SIN PRISA PERO CON PAUSAH

Llevaba una semana muy apático. El sofá del comedor se calcificaba en mi espalda. ¿Me estaría convirtiendo en una coral doméstico? ¿Pero qué fauna marina albergaría en el comedor de mi casa? Me agobié tanto con estos pensamientos que parecían conducirme a estados alucinógenos, que decidí salir de Madrid durante unas horas, quizás días. ¿Pero adónde? Si estaba apático, prácticamente irreflexivo. En un momento de lucidez cogí una guía de carreteras. Cerré los ojos y posé el dedo índice sobre la hoja de Madrid. Al abrirlos mi apéndice señalaba Guadalajara.

Con un destino claro me activé como un rayo. Ya estaba en la carretera. Me entró hambre. Me pasa siempre que me ilusiono. El estómago decidió hacer una pausa en  Alcalá de Henares. Nunca había estado antes aquí. Patrimonio de la Humanidad, ciudad del saber. Mis jugos gástricos acertaron de pleno.

Paré en un bar cercano a la Universidad. Me acerqué a la barra a pedir un copioso almuerzo.

–          ¿Qué pausa?-Me pareció entender esta familiar  expresión al camarero

–          Pues nada, a pedir un cafetito con una tostadita

–          Eso está hecho. ¿Viene a conocer la Universidad?

–          No, he hecho una pausa en el viaje. Voy a Guadalajara

–          Para hacer una pausa se necesita más tiempo que media horita. Y muchas más personas que quieran tomar café. ¿Conoces la pausa de Alcalá?

Uy, uy. Creí que mi lucidez se desvanecía y volvía al mundo de los corales. Retiré rápidamente el desayuno de la barra y me senté en una mesa donde descansaba un periódico local. Me ayudaría a airear el cerebro.

La primera página anunciaba la creación de una plataforma con el nombre de Pausah (oh, cielos, mi cabeza). Seguí leyendo. Me tranquilicé. Se trataba de una plataforma por la agricultura urbana social de Alcalá que aglutinaba a veinte asociaciones locales. Su objetivo era “que la ciudad recuperase vínculos con el mundo y la cultura rural, rompiendo la ilógica dependencia que actualmente existe en el abastecimiento de productos frescos. Para hacer más viable el proceso proponían  hacerlo con criterios de agricultura ecológica, de proximidad y no dependiente de un petróleo cada vez más caro.”

Más adelante comentaban que el proyecto empezaba a andar. La federación comarcal de asociaciones de vecinos apoyaba el proyecto cediendo una parcela de su propia sede para la creación de un huerto.

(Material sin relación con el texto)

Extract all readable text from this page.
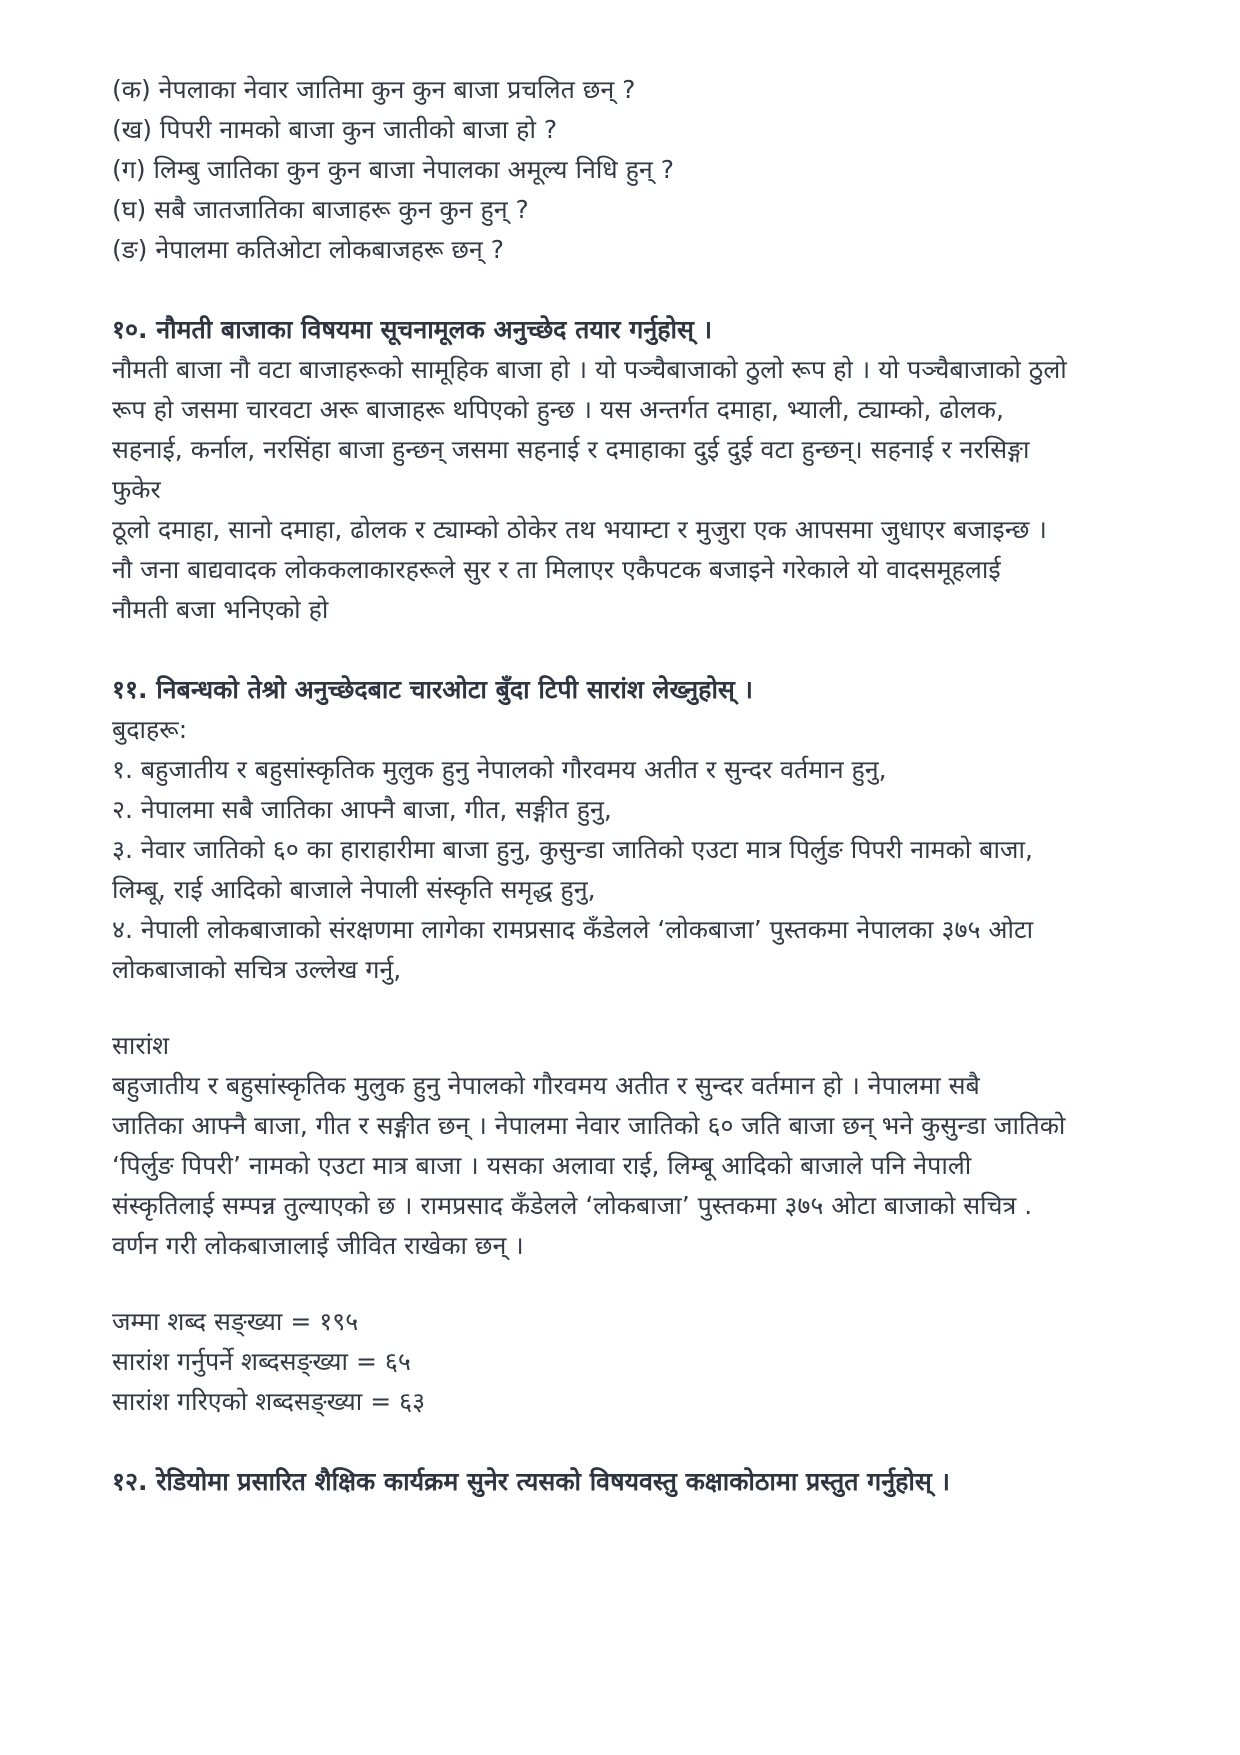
(क) नेपलाका नेवार जातिमा कुन कुन बाजा प्रचलित छन् ?

(ख) पिपरी नामको बाजा कुन जातीको बाजा हो ?

(ग) लिम्बु जातिका कुन कुन बाजा नेपालका अमूल्य निधि हुन् ?

(घ) सबै जातजातिका बाजाहरू कुन कुन हुन् ?

(ङ) नेपालमा कतिओटा लोकबाजहरू छन् ?

१०. नौमती बाजाका विषयमा सूचनामूलक अनुच्छेद तयार गर्नुहोस् ।

नौमती बाजा नौ वटा बाजाहरूको सामूहिक बाजा हो । यो पञ्चैबाजाको ठुलो रूप हो । यो पञ्चैबाजाको ठुलो

रूप हो जसमा चारवटा अरू बाजाहरू थपिएको हुन्छ । यस अन्तर्गत दमाहा, भ्याली, ट्याम्को, ढोलक,

सहनाई, कर्नाल, नरसिंहा बाजा हुन्छन् जसमा सहनाई र दमाहाका दुई दुई वटा हुन्छन्। सहनाई र नरसिङ्गा

फुकेर

ठूलो दमाहा, सानो दमाहा, ढोलक र ट्याम्को ठोकेर तथ भयाम्टा र मुजुरा एक आपसमा जुधाएर बजाइन्छ ।

नौ जना बाद्यवादक लोककलाकारहरूले सुर र ता मिलाएर एकैपटक बजाइने गरेकाले यो वादसमूहलाई

नौमती बजा भनिएको हो

११. निबन्धको तेश्रो अनुच्छेदबाट चारओटा बुँदा टिपी सारांश लेख्नुहोस् ।

बुदाहरू:

१. बहुजातीय र बहुसांस्कृतिक मुलुक हुनु नेपालको गौरवमय अतीत र सुन्दर वर्तमान हुनु,

२. नेपालमा सबै जातिका आफ्नै बाजा, गीत, सङ्गीत हुनु,

३. नेवार जातिको ६० का हाराहारीमा बाजा हुनु, कुसुन्डा जातिको एउटा मात्र पिर्लुङ पिपरी नामको बाजा,

लिम्बू, राई आदिको बाजाले नेपाली संस्कृति समृद्ध हुनु,

४. नेपाली लोकबाजाको संरक्षणमा लागेका रामप्रसाद कँडेलले ‘लोकबाजा’ पुस्तकमा नेपालका ३७५ ओटा

लोकबाजाको सचित्र उल्लेख गर्नु,

सारांश

बहुजातीय र बहुसांस्कृतिक मुलुक हुनु नेपालको गौरवमय अतीत र सुन्दर वर्तमान हो । नेपालमा सबै

जातिका आफ्नै बाजा, गीत र सङ्गीत छन् । नेपालमा नेवार जातिको ६० जति बाजा छन् भने कुसुन्डा जातिको

‘पिर्लुङ पिपरी’ नामको एउटा मात्र बाजा । यसका अलावा राई, लिम्बू आदिको बाजाले पनि नेपाली

संस्कृतिलाई सम्पन्न तुल्याएको छ । रामप्रसाद कँडेलले ‘लोकबाजा’ पुस्तकमा ३७५ ओटा बाजाको सचित्र .

वर्णन गरी लोकबाजालाई जीवित राखेका छन् ।

जम्मा शब्द सङ्ख्या = १९५

सारांश गर्नुपर्ने शब्दसङ्ख्या = ६५

सारांश गरिएको शब्दसङ्ख्या = ६३

१२. रेडियोमा प्रसारित शैक्षिक कार्यक्रम सुनेर त्यसको विषयवस्तु कक्षाकोठामा प्रस्तुत गर्नुहोस् ।
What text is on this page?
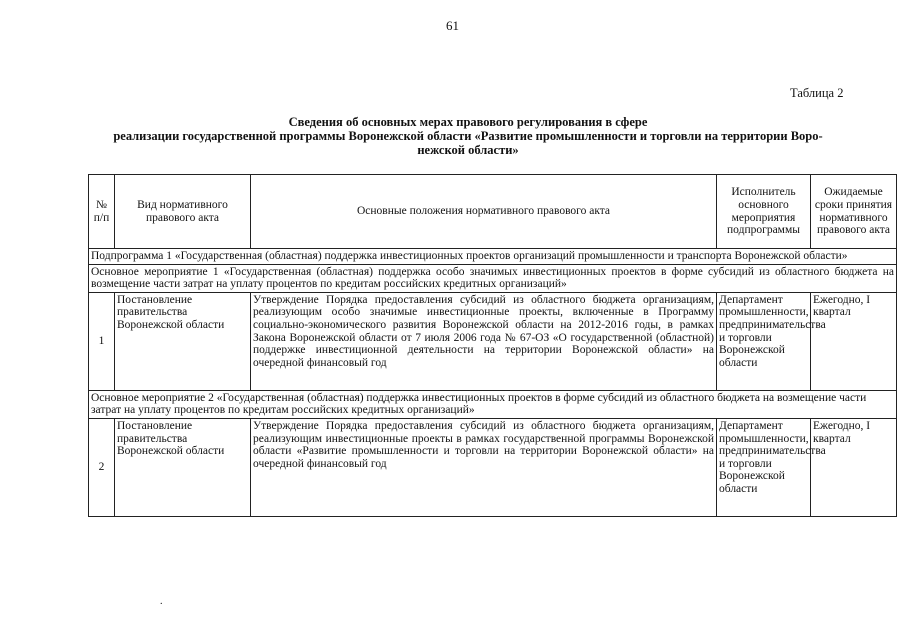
61
Таблица 2
Сведения об основных мерах правового регулирования в сфере
реализации государственной программы Воронежской области «Развитие промышленности и торговли на территории Воро-
нежской области»
№ п/п	Вид нормативного правового акта	Основные положения нормативного правового акта	Исполнитель основного мероприятия подпрограммы	Ожидаемые сроки принятия нормативного правового акта
Подпрограмма 1 «Государственная (областная) поддержка инвестиционных проектов организаций промышленности и транспорта Воронежской области»				
Основное мероприятие 1 «Государственная (областная) поддержка особо значимых инвестиционных проектов в форме субсидий из областного бюджета на возмещение части затрат на уплату процентов по кредитам российских кредитных организаций»				
1	Постановление правительства Воронежской области	Утверждение Порядка предоставления субсидий из областного бюджета организациям, реализующим особо значимые инвестиционные проекты, включенные в Программу социально-экономического развития Воронежской области на 2012-2016 годы, в рамках Закона Воронежской области от 7 июля 2006 года № 67-ОЗ «О государственной (областной) поддержке инвестиционной деятельности на территории Воронежской области» на очередной финансовый год	Департамент промышленности, предпринимательства и торговли Воронежской области	Ежегодно, I квартал
Основное мероприятие 2 «Государственная (областная) поддержка инвестиционных проектов в форме субсидий из областного бюджета на возмещение части затрат на уплату процентов по кредитам российских кредитных организаций»				
2	Постановление правительства Воронежской области	Утверждение Порядка предоставления субсидий из областного бюджета организациям, реализующим инвестиционные проекты в рамках государственной программы Воронежской области «Развитие промышленности и торговли на территории Воронежской области» на очередной финансовый год	Департамент промышленности, предпринимательства и торговли Воронежской области	Ежегодно, I квартал
.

Y no paraban de sumarse agentes a la iniciativa de los huertos públicos. El jardín botánico de la Universidad de Alcalá ha puesto en marcha un proyecto de huertos ecológicos, “HuEco”, bajo el lema “Retorno a la tierra”. Consiste en poner a disposición de personas interesadas 44 parcelas de 64 m2 para que éstas, con la asesoría y ayuda que requieran del Jardín Botánico, cultiven sus propias verduras y hortalizas (o plantas de flor, o para reforestar) siempre y cuando se utilicen prácticas de agricultura ecológica y no se introduzcan ni plantas catalogadas como invasoras, ni especies prohibidas por la Ley.

Qué alivio y qué buenas noticias. No estaba desvariando ni alucinando. Es posible la agricultura urbana en las ciudades. ¿Y los corales?